On Aug 22, 2007, at 8:27 AM, Christoph Haas wrote:

But that example deals with User and Address tables and not with self-references. I suspect I have to alias the table. Roughly I'm thinking of something like:

properties={ 'ptr_records': relation(Record, primaryjoin=and_( records_table.c.type=='PTR', records_table.c.inet=records_table2.c.inet )) }

I don't know how to say "match other Record objects where the 'inet' column contains the same value". How do I do that correctly?

Well the issue here is that while its a self-referential relationship you're dealing with, its not an "adjacency list" model, which is really what our "self-referential" relation() is designed to do.

Understood.
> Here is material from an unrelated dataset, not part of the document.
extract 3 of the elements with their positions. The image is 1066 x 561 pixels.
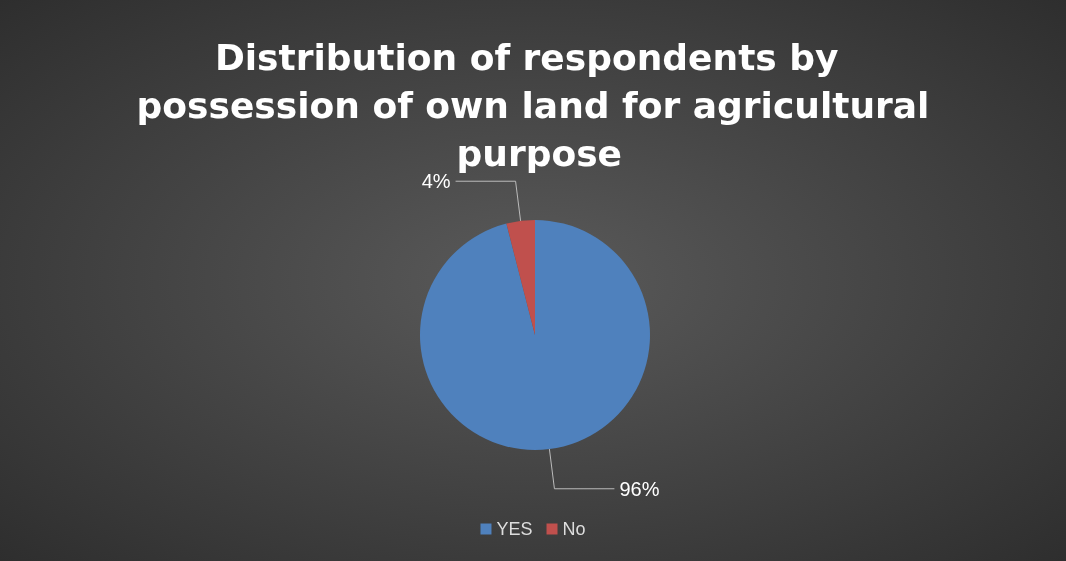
legend-label: No [562,519,586,539]
data-label: 96% [619,477,660,500]
legend-label: YES [496,519,533,539]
That's the easy/supported case that I will need at a later time. :)

Normally you can use the "remote_side" attribute to indicate whichever column on the join condition is "remote", but here its the same column.
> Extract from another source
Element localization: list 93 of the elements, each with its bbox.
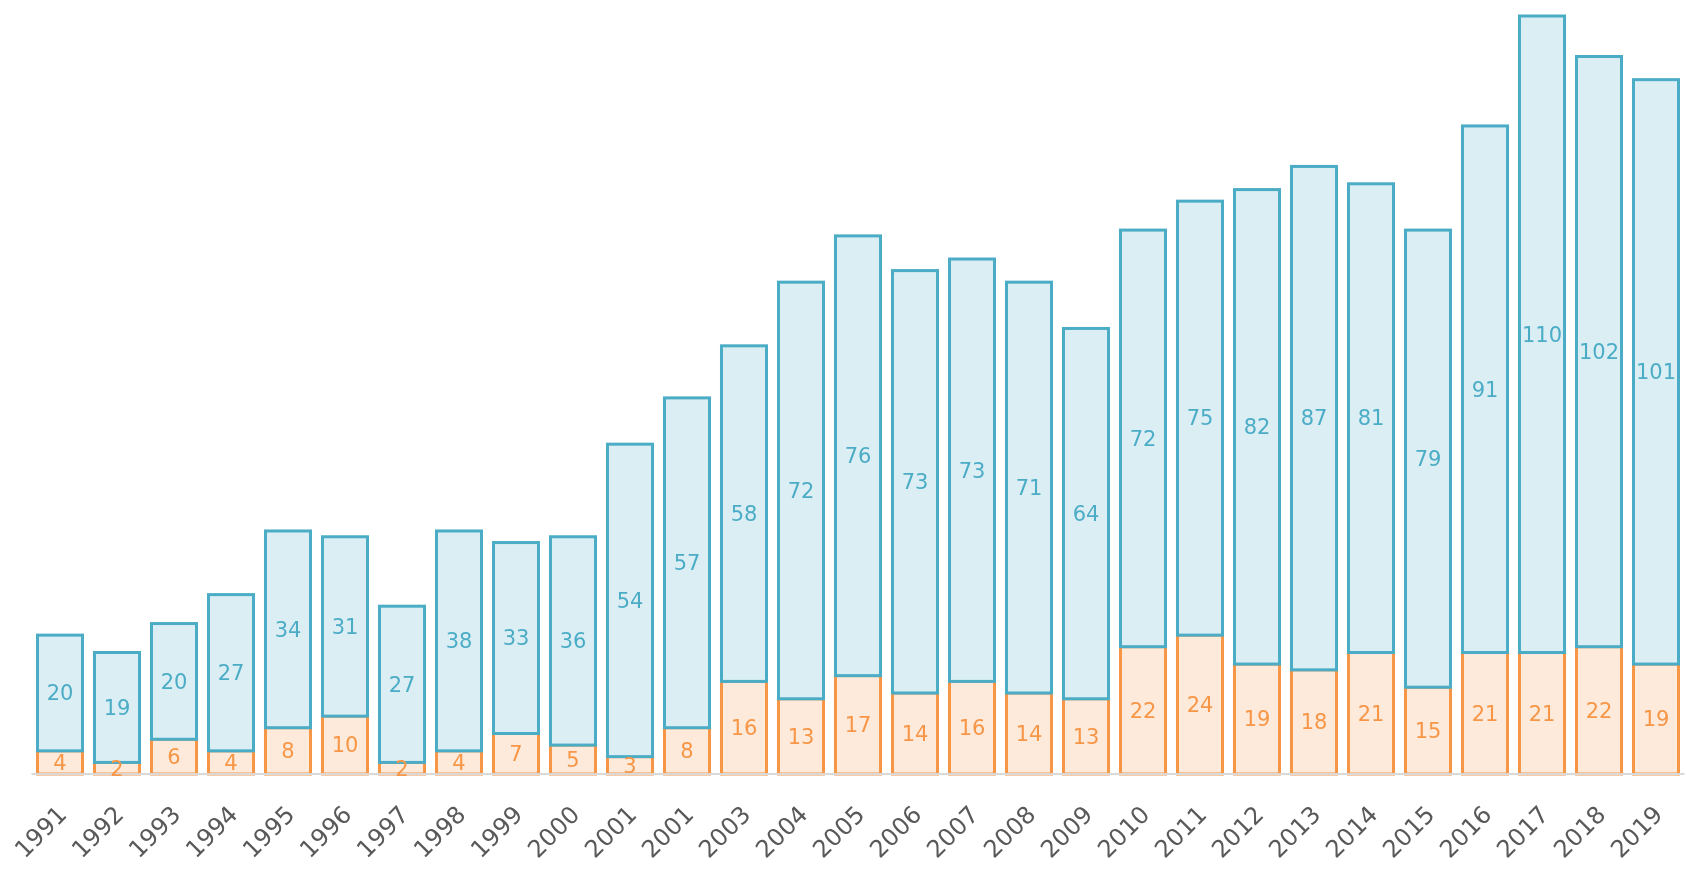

Doing the alias thing is possibly a solution. it would look like this:

records2 = records.alias()

rmapper = mapper(Record, records2, non_primary=True)

'ptr_records':relation(rmapper, primaryjoin=and_( records2.c.type=='PTR', records.c.inet=records2.c.inet), viewonly=True) )

the above should work in theory but I havent tried it. notice that the records2 alias indicates the "child" side of the relationship so its the one which gets the "PTR" criterion. "viewonly=True" is to eliminate whatever issues arise in calculating the persistence aspect of the relation since you only need loading here.

Tried it. It raises this error:

ArgumentError: Can't locate any foreign key columns in primary join condition 'records_1.type = :records_1_type AND records.inet = records_1.inet' for relationship 'Record.ptr_records (Record)'. Specify 'foreign_keys' argument to indicate which columns in the join condition are foreign.

So I added:

foreign_keys=[records_table2.c.inet]

The error disappeared. But getting the joined PTR records for a certain inet took very long. So I analyzed the query that SQLAlchemy did:

SELECT records.id AS records_id, records.domain_id AS records_domain_id, records.dhcpzone_id AS records_dhcpzone_id, records.name AS records_name, records.type AS records_type, records.content AS records_content, records.ttl AS records_ttl, records.prio AS records_prio, records.change_date AS records_change_date, records.mac_address AS records_mac_address, records.inet AS records_inet FROM records, records AS records_1 WHERE records_1.type = %(records_1_type)s AND %(param_2)s = records_1.inet ORDER BY records.id

{'records_1_type': 'PTR', 'param_2': '10.20.30.40'}

The "FROM records, records AS records_1" looks suspiciously like a cartesian product. And I get all possible results - not just rows with type=='PTR'. The "childs" from records_1 have the right criteria. But I get all "records". :(

I'm not sure if JOIN is the right paradigm here. Usually I'd use a SELECT. But "select" in SQLAlchemy's world doesn't seem to return mapped objects but rather plain rows. I assume it's not supported to add a "filter()" statement as a property?

Perhaps you have another hint. Would be a pity to give up and use my dirty @property method. Thanks so far.